Un peu plus tôt, le chanteur Patrick Bruel, qui s'était lui même rendu au chevet du rocker, avait déclaré que les nouvelles étaient «bonnes». Autre proche à avoir fait le déplacement à Los Angeles, Line Renaud s'était dite «extrêmement confiante».

 

Combien de temps le nouveau spectacle donné par Johnny Hallyday pourra-t-il durer? L'exposition publique des souffrances d'un chanteur devenu, au fil du temps, à la fois héros et mythe national est, en France, un phénomène sans précédent; un phénomène qui, brutalement, s'accélère.

Il y avait eu, on s'en souvient, la révélation d'une intervention chirurgicale pratiquée cet été après la découverte  d'un cancer du côlon alors qualifié de « petit ». L'affection avait été découverte à l'occasion d'un bilan de santé demandé par les assureurs des spectacles du chanteur. Cette intervention faisait elle-même suite à une précédente hospitalisation due, avait-on expliqué, à une chute du rocker sur son yacht. Autant d'éléments dramaturgiques  pimentant alors à souhait «Tour 66», longue et monumentale tournée de ses adieux à la scène.

Puis nouvel épisode en date du 29 septembre: une «extinction de voix» conduit à l'annulation en urgence du concert programmé à Bruxelles. Fans et observateurs croient déceler les difficultés grandissantes du chanteur à se déplacer sur scène. De fait, le 26 novembre, il faut intervenir chirurgicalement sur, dit-on, une hernie discale. L'opération neurochirurgicale est pratiquée à la Clinique Internationale du Parc Monceau de Paris. L'heure est encore, pour l'entourage omniprésent, aux communiqués de presse rassurants; un peu sur le mode des bulletins de santé des chefs d'Etat quand ils sont hospitalisés.
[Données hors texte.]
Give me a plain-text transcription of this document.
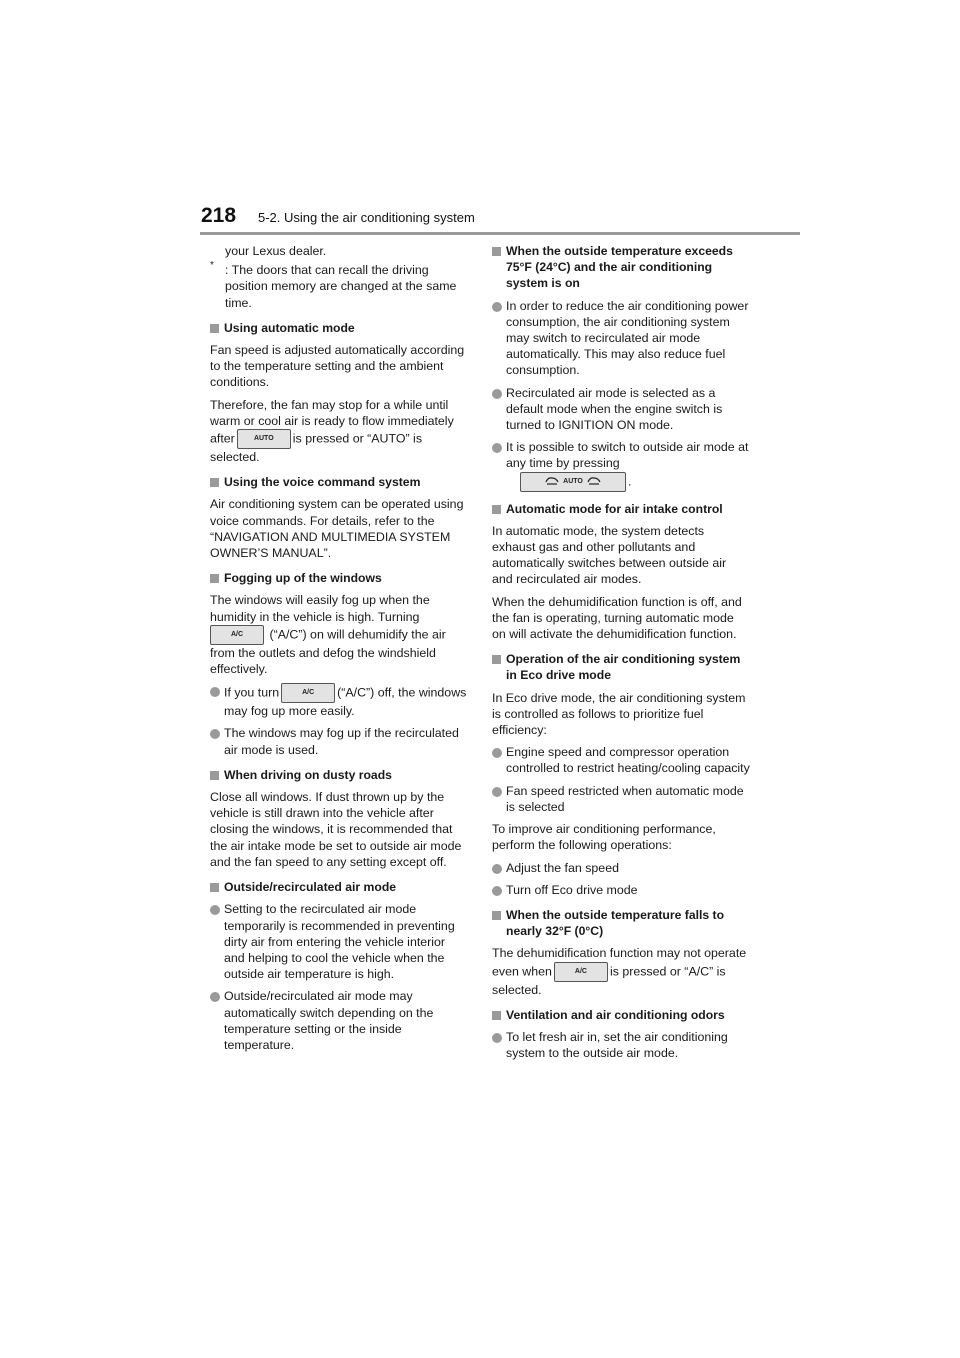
218 5-2. Using the air conditioning system

your Lexus dealer.

* : The doors that can recall the driving position memory are changed at the same time.

Using automatic mode

Fan speed is adjusted automatically according to the temperature setting and the ambient conditions.

Therefore, the fan may stop for a while until warm or cool air is ready to flow immediately after	AUTO is pressed or “AUTO” is selected.

Using the voice command system

Air conditioning system can be operated using voice commands. For details, refer to the “NAVIGATION AND MULTIMEDIA SYSTEM OWNER’S MANUAL”.

Fogging up of the windows

The windows will easily fog up when the humidity in the vehicle is high. Turning A/C (“A/C”) on will dehumidify the air from the outlets and defog the windshield effectively.

If you turn	A/C (“A/C”) off, the windows may fog up more easily.
The windows may fog up if the recirculated air mode is used.
When driving on dusty roads

Close all windows. If dust thrown up by the vehicle is still drawn into the vehicle after closing the windows, it is recommended that the air intake mode be set to outside air mode and the fan speed to any setting except off.

Outside/recirculated air mode
Setting to the recirculated air mode temporarily is recommended in preventing dirty air from entering the vehicle interior and helping to cool the vehicle when the outside air temperature is high.
Outside/recirculated air mode may automatically switch depending on the temperature setting or the inside temperature.
When the outside temperature exceeds 75°F (24°C) and the air conditioning system is on
In order to reduce the air conditioning power consumption, the air conditioning system may switch to recirculated air mode automatically. This may also reduce fuel consumption.
Recirculated air mode is selected as a default mode when the engine switch is turned to IGNITION ON mode.
It is possible to switch to outside air mode at any time by pressing
AUTO	.
Automatic mode for air intake control

In automatic mode, the system detects exhaust gas and other pollutants and automatically switches between outside air and recirculated air modes.

When the dehumidification function is off, and the fan is operating, turning automatic mode on will activate the dehumidification function.

Operation of the air conditioning system in Eco drive mode

In Eco drive mode, the air conditioning system is controlled as follows to prioritize fuel efficiency:

Engine speed and compressor operation controlled to restrict heating/cooling capacity
Fan speed restricted when automatic mode is selected

To improve air conditioning performance, perform the following operations:

Adjust the fan speed
Turn off Eco drive mode
When the outside temperature falls to nearly 32°F (0°C)

The dehumidification function may not operate even when	A/C is pressed or “A/C” is selected.

Ventilation and air conditioning odors
To let fresh air in, set the air conditioning system to the outside air mode.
Un grand classique de la communication en temps de crise. Tout est toujours normal, jusqu'au moment où rien ne l'est plus. Aucune crainte à avoir, donc. Dans un cas: le président est pleinement en état de remplir ses fonctions. Dans l'autre: Johnny, 66 ans, assurera comme prévu la totalité de ses prestations scéniques.

Or voici qu'aujourd'hui commence le troisième acte avec une nouvelle hospitalisation à Los Angeles. L'évolution de la situation, les enjeux financiers et la grande contagiosité émotionnelle font que le temps est venu de la tragédie ; ainsi, déjà, que celui des premiers règlements de compte. C'est sans doute là un éclairant symptôme de l'affolement des membres de l'entourage du héros. Avec deux formules violentes : « massacre » et « coma artificiel ».

«Massacre».

Le terme a été prononcé vendredi 26 novembre sur RTL par Jean-Claude Camus, producteur  du chanteur. M. Camus se fonde sur les termes d'un communiqué publié la veille; un communiqué du service de presse du chanteur indiquant que  les médecins de l'hôpital Cedars-Sinai de Los Angeles avaient observé des lésions résultant de l'opération subie le 26 novembre et qui imposaient  «une opération réparatrice». Pour M. Camus la chose est entendue: les médecins américains «ont constaté qu'il y avait des séquelles et des choses pas du tout normales», que l'infection «était en train d'attaquer sa moelle  épinière» et qu'«il aurait pu y avoir des suites fâcheuses».Pour le producteur le responsable de ce «massacre» est le Dr Stéphane Delajoux, neurochirurgien exerçant la Clinique Internationale du Parc Monceau à qui il serait notamment reproché de ne pas avoir posé de drain après l'opération.

«On me dit que l'opération était un massacre»  a rapporté Jean-Claude Camus qui affirme d'ores et déjà que le chanteur n'a pas pris de risques particuliers en prenant l'avion pour Los Angeles quelques jours seulement après l'intervention chirurgicale: «J'ai eu personnellement son chirurgien au téléphone il y a une semaine. Il m'a dit: «C'est rien du tout, il peut partir à Los Angeles». Johnny n'a pas fait d'imprudence.»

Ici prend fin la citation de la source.